Os Correios detalharam nesta segunda-feira (29) um amplo plano de reestruturação para o período de 2025 a 2027, em resposta ao agravamento do quadro financeiro da empresa. Segundo estimativas internas apresentadas pela direção, sem mudanças estruturais a estatal poderia acumular prejuízos de até R$ 23 bilhões já em 2026, cenário considerado insustentável pela administração.
O eixo financeiro do plano prevê a contratação de um empréstimo de R$ 12 bilhões junto a instituições financeiras. A expectativa é de liberação de R$ 10 bilhões ainda até o fim de dezembro, com os R$ 2 bilhões restantes previstos para o início de 2026. A direção afirma que os recursos servirão para regularizar compromissos imediatos, recompor o caixa e criar condições para a execução das demais medidas de ajuste.
Durante a apresentação, o presidente dos Correios, Emmanoel Rondon, afirmou que a reestruturação é necessária para garantir a continuidade da empresa. Segundo ele, “sem esse conjunto de medidas, os Correios não teriam condições de sustentar sua operação nos próximos anos”. O dirigente também ressaltou que o plano não envolve privatização da estatal e busca preservar o papel público da empresa.
Rede de atendimento dos Correios
Entre as medidas mais sensíveis está o fechamento de cerca de 1.000 agências consideradas deficitárias, o equivalente a aproximadamente 16% da rede própria, hoje estimada em cerca de 6.000 unidades. A empresa sustenta que a decisão foi baseada em critérios de desempenho e custo operacional e que a reorganização da rede permitirá manter a cobertura nacional exigida por lei.
A direção dos Correios informou que o fechamento de unidades não será acompanhado, neste momento, por demissões compulsórias em larga escala. O principal instrumento para redução do quadro de pessoal será a reabertura do Programa de Demissão Voluntária (PDV), com potencial adesão de até 15 mil empregados ao longo de dois anos. A previsão é de até 10 mil adesões em 2026 e outras 5 mil em 2027.
A economia anual estimada com o PDV é de cerca de R$ 2,1 bilhões, com impacto mais relevante a partir de 2028, quando o programa estiver plenamente concluído. O presidente da estatal afirmou que “o PDV é uma alternativa negociada, que respeita os trabalhadores e contribui para o equilíbrio financeiro da empresa”.
Revisão de despesas e ativos
Além da redução do quadro e da rede física, o plano prevê revisão de despesas estruturais.

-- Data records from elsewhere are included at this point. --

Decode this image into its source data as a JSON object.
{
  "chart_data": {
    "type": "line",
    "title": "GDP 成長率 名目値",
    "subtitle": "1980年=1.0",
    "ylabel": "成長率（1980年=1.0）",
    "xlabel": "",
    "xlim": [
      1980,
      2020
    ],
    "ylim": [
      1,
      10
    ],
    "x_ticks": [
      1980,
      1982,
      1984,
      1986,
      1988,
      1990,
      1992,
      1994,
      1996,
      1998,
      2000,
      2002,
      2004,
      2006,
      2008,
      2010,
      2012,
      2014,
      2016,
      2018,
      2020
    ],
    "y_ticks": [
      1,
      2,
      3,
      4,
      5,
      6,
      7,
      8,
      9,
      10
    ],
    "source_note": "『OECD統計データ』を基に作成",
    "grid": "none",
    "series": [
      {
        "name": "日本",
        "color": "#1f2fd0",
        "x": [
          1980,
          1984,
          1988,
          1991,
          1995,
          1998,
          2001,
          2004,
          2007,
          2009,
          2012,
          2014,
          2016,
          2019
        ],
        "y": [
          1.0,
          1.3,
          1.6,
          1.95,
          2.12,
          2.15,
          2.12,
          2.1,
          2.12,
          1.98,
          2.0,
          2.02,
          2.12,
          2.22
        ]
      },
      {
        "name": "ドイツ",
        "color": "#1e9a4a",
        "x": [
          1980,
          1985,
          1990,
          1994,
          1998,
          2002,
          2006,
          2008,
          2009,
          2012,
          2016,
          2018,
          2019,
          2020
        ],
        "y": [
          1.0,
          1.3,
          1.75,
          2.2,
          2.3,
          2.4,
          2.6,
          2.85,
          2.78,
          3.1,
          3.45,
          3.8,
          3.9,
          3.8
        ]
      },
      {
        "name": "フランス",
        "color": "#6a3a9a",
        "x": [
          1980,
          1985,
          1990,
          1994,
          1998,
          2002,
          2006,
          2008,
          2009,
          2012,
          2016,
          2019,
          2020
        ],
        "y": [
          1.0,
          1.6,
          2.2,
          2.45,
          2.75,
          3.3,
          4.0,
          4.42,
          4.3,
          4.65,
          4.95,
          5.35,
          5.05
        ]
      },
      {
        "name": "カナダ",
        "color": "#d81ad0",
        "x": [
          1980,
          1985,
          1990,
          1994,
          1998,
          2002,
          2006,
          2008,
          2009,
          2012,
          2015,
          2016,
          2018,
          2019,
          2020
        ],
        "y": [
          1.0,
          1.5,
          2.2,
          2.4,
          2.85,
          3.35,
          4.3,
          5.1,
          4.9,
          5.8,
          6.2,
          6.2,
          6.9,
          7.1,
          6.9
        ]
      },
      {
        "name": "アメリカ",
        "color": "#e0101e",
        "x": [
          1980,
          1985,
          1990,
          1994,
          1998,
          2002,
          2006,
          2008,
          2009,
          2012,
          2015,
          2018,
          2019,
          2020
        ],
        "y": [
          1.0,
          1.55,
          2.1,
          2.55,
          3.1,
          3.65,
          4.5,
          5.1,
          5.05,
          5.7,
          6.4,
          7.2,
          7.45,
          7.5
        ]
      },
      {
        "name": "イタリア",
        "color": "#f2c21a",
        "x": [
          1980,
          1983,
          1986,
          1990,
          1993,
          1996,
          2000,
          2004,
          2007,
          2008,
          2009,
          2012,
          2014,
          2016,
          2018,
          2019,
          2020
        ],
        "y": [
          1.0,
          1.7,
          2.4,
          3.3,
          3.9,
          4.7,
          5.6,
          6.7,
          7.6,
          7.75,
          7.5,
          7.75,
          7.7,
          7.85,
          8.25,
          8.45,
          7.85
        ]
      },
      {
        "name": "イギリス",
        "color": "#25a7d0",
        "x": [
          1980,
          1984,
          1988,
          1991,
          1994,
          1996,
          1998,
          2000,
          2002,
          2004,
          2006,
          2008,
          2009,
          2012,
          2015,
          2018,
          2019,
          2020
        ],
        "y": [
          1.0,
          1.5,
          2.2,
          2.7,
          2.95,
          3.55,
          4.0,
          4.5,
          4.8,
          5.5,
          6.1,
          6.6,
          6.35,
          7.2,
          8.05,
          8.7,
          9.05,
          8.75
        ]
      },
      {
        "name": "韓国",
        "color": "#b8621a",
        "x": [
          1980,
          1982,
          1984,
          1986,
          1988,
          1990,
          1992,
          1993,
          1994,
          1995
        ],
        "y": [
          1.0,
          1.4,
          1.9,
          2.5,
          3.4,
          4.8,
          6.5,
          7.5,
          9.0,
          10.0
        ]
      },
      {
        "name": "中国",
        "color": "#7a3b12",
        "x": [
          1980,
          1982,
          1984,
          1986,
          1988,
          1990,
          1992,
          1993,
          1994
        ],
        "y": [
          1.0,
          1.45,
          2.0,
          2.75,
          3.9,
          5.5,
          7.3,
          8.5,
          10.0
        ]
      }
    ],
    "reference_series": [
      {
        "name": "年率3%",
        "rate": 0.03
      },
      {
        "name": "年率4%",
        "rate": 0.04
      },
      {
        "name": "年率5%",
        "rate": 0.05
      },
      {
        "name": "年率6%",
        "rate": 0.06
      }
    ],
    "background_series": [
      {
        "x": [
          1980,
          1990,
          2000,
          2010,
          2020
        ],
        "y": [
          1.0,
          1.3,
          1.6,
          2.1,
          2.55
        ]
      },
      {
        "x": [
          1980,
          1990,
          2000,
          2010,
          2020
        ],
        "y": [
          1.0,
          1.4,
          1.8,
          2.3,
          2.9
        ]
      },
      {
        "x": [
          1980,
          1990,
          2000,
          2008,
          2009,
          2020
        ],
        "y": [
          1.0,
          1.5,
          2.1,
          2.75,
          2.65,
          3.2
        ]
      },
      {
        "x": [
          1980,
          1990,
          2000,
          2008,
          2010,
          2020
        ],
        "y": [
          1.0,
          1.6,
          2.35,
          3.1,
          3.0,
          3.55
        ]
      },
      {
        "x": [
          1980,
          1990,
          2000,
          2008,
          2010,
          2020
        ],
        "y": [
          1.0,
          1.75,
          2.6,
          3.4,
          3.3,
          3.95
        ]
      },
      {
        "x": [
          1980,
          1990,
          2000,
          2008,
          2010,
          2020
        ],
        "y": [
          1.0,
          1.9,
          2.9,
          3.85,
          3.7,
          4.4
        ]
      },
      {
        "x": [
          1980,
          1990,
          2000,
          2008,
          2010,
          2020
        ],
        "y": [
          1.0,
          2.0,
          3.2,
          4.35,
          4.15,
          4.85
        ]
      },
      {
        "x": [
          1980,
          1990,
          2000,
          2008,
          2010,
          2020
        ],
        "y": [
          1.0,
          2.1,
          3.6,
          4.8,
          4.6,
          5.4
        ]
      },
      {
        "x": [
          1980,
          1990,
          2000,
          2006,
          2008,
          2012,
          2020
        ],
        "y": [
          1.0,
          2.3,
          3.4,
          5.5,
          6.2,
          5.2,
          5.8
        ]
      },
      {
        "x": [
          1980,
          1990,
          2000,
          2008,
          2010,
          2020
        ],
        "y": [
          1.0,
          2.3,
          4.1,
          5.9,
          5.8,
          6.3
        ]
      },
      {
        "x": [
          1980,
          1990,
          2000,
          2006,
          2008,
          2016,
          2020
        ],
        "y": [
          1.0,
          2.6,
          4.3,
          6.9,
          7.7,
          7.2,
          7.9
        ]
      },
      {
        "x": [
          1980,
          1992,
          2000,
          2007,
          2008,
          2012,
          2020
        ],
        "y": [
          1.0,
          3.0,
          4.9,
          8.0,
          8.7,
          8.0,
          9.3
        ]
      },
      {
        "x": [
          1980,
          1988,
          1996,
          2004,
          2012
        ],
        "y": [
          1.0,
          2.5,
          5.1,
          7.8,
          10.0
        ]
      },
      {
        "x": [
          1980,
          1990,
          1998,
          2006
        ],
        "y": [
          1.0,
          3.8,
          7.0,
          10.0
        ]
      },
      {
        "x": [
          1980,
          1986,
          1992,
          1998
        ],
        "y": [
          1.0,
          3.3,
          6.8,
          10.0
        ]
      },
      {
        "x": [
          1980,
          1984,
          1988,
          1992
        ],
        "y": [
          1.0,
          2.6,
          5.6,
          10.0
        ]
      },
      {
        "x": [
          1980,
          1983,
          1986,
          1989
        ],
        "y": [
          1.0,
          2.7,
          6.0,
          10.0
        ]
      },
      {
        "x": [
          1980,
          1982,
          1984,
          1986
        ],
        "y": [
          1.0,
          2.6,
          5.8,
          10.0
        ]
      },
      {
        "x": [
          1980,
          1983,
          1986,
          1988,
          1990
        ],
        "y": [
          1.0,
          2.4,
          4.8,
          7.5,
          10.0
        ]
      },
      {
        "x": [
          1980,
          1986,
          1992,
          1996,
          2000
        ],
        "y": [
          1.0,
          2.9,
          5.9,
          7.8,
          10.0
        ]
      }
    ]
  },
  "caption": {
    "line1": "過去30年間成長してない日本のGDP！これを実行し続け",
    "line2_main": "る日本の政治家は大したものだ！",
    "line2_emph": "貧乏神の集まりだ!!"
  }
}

Um dos pontos é a reavaliação do plano de saúde dos empregados, com expectativa de redução de custo anual em torno de R$ 500 milhões. A empresa também pretende avançar na venda de imóveis considerados não operacionais, com potencial de arrecadação estimado em R$ 1,5 bilhão.
Na consolidação das ações, os Correios trabalham com diferentes projeções de economia. A meta oficial apresentada pela direção aponta para redução de despesas de até R$ 5 bilhões até 2028. Outras estimativas citadas ao longo do dia indicam economias anuais próximas de R$ 4 bilhões quando todas as medidas estiverem em funcionamento, considerando pessoal, rede de atendimento e contratos.
Logística, encomendas e reposicionamento da empresa
A reestruturação também mira o reposicionamento dos Correios no mercado de encomendas e logística, segmento pressionado pela concorrência privada e pelo crescimento do comércio eletrônico. O plano prevê reorganização da malha logística, modernização de centros de distribuição, revisão de rotas e investimentos graduais em frota, incluindo veículos menos poluentes.
Segundo a direção, a intenção é estabilizar a operação em 2026 e criar condições para retorno ao lucro a partir de 2027, equilibrando eficiência econômica e a função social da estatal. O presidente afirmou que “os Correios precisam voltar a ser sustentáveis para continuar cumprindo sua missão pública”.
A execução do plano será gradual e acompanhada ao longo de 2026, em um contexto de pressão financeira, cobrança de transparência por parte de sindicatos e expectativa do governo federal de que a estatal consiga recuperar sua capacidade operacional sem recorrer à privatização.